Here is USA  Today on Cucinelli's latest adventure:
Virginia Attorney General Ken Cuccinelli "has demanded  that the  University of Virginia turn over documents related to a former  UVa  climatology professor," reports the Charlottesville Daily Progress. The documents involve  five  federal grants received by Mann, who taught at the University of   Virginia from 1999 to 2005.

"This really looks like a witch hunt,  with a politician going after a  researcher," says Aaron Huertas of the  Union of Concerned Scientists, a  science advocacy group. "The people  attacking Mann are sidelining  discussion about climate science with  personal attacks on scientists."

To some, this seems like an attempt to intimidate scientists that  brings back memories of the 2006  Congressional Investigation of Mann's work, which ACS opposed.  If  Cuccinelli finds  something juicy, the politicians and cynics will  guarantee that any  efforts to head off disaster will full-stop and  climate change will  march onward unabated.

Here is a snippet from TheHook article in which a Mann colleague comments on Cuccinelli's demands:

One former UVA climate scientist now working with Michaels  worries  about politicizing— or, in his words, creating a “witch hunt”—  what he  believes should be an academic debate.

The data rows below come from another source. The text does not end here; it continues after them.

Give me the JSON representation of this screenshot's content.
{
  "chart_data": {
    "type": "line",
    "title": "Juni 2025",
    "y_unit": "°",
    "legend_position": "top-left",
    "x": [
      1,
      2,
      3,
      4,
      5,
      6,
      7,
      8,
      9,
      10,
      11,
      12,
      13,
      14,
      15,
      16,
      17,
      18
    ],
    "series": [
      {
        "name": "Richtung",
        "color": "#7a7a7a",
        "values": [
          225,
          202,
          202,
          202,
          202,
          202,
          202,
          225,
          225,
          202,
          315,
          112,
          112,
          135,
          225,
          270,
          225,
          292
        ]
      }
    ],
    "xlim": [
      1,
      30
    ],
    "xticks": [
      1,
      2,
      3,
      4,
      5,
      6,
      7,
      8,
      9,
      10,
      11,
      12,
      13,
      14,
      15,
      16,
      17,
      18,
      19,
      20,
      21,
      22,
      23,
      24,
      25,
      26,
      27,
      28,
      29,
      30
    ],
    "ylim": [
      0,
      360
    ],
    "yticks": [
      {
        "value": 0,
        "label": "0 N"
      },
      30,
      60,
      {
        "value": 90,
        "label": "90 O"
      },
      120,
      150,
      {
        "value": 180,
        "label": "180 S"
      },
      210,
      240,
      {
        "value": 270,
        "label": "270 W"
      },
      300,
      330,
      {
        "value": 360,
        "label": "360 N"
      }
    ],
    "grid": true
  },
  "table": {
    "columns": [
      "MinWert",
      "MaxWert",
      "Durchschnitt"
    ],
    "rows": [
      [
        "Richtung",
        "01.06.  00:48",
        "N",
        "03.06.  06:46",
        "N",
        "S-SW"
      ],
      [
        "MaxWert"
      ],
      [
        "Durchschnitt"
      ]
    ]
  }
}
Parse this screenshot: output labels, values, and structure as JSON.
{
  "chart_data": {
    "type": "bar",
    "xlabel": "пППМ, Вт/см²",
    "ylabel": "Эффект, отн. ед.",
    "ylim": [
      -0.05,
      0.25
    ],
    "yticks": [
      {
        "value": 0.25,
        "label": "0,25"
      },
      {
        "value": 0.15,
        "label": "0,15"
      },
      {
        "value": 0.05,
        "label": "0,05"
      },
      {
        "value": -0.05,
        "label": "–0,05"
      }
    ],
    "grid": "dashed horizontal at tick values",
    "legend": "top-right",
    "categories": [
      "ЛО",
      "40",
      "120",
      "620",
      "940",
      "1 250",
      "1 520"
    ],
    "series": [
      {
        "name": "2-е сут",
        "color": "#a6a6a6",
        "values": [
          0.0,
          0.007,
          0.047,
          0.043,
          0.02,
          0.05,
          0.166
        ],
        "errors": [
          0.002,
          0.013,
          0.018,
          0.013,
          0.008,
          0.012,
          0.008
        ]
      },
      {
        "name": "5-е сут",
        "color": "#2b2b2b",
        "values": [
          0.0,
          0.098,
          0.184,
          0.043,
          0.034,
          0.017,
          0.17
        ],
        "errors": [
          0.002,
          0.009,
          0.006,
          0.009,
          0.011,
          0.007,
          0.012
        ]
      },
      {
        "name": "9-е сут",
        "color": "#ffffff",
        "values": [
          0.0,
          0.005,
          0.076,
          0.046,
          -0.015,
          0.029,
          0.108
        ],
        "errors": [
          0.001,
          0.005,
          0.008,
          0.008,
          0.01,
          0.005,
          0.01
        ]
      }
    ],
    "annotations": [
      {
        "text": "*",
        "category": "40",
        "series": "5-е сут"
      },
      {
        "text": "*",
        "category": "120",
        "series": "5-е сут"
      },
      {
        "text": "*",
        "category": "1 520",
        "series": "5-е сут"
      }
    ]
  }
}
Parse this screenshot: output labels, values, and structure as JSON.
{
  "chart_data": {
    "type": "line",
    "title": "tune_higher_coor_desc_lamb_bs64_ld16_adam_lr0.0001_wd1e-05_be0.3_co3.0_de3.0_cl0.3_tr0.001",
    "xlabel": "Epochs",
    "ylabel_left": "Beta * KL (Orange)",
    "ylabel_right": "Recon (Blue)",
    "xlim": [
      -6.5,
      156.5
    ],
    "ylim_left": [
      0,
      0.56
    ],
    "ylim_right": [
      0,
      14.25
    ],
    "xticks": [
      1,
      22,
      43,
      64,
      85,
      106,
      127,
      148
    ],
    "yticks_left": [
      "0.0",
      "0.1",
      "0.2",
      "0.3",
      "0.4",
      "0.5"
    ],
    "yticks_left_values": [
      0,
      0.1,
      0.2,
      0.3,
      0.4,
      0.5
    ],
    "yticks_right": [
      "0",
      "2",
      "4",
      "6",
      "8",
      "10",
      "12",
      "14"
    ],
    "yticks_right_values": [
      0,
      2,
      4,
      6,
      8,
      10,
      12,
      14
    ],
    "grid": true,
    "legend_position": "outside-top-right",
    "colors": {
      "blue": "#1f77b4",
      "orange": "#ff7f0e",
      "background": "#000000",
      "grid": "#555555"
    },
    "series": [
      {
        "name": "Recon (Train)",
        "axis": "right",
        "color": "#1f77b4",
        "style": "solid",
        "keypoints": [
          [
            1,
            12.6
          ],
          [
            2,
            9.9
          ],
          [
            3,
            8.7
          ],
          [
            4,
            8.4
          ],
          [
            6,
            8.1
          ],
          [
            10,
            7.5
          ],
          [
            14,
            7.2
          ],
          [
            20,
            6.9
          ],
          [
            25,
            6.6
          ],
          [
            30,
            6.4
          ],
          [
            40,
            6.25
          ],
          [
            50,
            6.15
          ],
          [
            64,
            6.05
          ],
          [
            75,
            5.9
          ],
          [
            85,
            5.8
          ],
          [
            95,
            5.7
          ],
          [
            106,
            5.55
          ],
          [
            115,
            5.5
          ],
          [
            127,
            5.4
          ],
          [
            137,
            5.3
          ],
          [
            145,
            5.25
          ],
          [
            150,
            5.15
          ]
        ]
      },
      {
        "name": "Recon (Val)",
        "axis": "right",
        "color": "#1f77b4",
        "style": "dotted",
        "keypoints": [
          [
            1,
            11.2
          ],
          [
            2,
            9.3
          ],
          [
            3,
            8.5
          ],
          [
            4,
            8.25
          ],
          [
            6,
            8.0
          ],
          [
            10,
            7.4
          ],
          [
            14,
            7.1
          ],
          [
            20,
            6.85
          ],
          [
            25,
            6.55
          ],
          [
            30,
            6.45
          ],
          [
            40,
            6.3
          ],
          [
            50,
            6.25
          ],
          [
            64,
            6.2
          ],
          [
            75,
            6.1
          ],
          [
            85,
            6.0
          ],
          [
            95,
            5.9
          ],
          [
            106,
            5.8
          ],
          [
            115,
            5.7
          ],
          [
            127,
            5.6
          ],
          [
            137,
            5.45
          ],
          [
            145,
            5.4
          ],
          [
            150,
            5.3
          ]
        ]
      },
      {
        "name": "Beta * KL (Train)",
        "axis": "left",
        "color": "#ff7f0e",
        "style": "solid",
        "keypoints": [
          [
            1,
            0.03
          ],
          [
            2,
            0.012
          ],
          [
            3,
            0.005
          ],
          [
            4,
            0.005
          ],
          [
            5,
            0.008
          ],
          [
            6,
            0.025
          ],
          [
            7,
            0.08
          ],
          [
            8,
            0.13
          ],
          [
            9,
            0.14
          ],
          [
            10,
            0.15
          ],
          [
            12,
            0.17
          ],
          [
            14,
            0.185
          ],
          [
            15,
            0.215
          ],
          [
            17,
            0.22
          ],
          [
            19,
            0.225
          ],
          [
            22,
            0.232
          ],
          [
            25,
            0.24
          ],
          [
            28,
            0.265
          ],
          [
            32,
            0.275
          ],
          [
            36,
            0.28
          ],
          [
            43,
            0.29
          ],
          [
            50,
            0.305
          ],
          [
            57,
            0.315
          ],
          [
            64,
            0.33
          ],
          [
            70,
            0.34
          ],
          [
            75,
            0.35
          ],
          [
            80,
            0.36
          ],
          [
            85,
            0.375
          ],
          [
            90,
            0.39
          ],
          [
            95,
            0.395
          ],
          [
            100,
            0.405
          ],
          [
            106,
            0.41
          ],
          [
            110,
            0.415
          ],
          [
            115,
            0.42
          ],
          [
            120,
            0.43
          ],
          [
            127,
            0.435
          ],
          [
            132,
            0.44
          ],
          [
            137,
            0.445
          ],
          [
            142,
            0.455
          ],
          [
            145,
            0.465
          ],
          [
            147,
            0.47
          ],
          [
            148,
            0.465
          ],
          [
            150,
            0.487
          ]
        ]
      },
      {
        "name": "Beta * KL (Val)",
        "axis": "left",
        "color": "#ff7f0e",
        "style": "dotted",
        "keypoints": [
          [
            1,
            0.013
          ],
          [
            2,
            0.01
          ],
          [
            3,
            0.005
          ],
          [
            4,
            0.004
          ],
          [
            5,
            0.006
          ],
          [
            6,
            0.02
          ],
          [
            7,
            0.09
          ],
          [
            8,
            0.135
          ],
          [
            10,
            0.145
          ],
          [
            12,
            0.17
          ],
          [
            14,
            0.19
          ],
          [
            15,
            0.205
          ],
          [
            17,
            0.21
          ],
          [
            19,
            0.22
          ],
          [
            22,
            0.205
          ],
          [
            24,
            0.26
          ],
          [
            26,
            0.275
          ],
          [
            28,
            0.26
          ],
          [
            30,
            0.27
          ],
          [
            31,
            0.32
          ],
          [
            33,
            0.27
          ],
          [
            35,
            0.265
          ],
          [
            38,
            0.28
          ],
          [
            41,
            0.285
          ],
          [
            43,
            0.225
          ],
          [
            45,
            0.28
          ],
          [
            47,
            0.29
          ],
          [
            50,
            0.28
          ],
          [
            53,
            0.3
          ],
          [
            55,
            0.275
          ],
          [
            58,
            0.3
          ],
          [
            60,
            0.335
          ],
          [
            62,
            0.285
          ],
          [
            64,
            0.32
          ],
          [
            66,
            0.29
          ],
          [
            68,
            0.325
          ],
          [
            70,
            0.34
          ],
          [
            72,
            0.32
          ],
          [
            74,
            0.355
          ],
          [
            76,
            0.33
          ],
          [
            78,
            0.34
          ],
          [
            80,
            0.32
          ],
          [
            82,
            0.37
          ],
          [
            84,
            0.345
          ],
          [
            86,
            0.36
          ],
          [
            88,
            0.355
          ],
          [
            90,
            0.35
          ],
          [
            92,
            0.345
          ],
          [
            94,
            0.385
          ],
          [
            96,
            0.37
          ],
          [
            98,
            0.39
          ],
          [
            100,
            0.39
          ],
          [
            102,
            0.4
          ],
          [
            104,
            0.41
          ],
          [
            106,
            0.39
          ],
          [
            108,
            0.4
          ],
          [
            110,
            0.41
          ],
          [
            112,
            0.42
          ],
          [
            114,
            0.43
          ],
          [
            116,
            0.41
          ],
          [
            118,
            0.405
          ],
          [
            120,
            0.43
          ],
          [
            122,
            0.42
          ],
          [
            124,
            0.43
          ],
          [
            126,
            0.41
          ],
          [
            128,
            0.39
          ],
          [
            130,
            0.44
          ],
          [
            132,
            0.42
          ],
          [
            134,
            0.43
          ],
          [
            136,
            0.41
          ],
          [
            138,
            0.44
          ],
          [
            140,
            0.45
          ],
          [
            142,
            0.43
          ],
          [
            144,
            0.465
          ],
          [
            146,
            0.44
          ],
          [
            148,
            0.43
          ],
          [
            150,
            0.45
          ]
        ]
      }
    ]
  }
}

“I didn’t like it when the politicians came after Pat Michaels,” says   Chip Knappenberger. “I  don’t like it that the politicians are coming   after Mike Mann.”

Making his comments via an online posting under an earlier version of   this story, Knappenberger worries that scientists at Virginia’s   public  universities could become “political appointees, with whoever is  in  charge deciding which  science is acceptable, and prosecuting the  rest.  Say good-bye to science  in Virginia.”

Knappenberger really cuts to my disgust with this situation.    Academic freedom exists so that scientists can learn about the universe  without the fear of reprisal from the powerful.  Are we now saying that  the powerful can dictate scientific discourse?  If so, it is a sad day.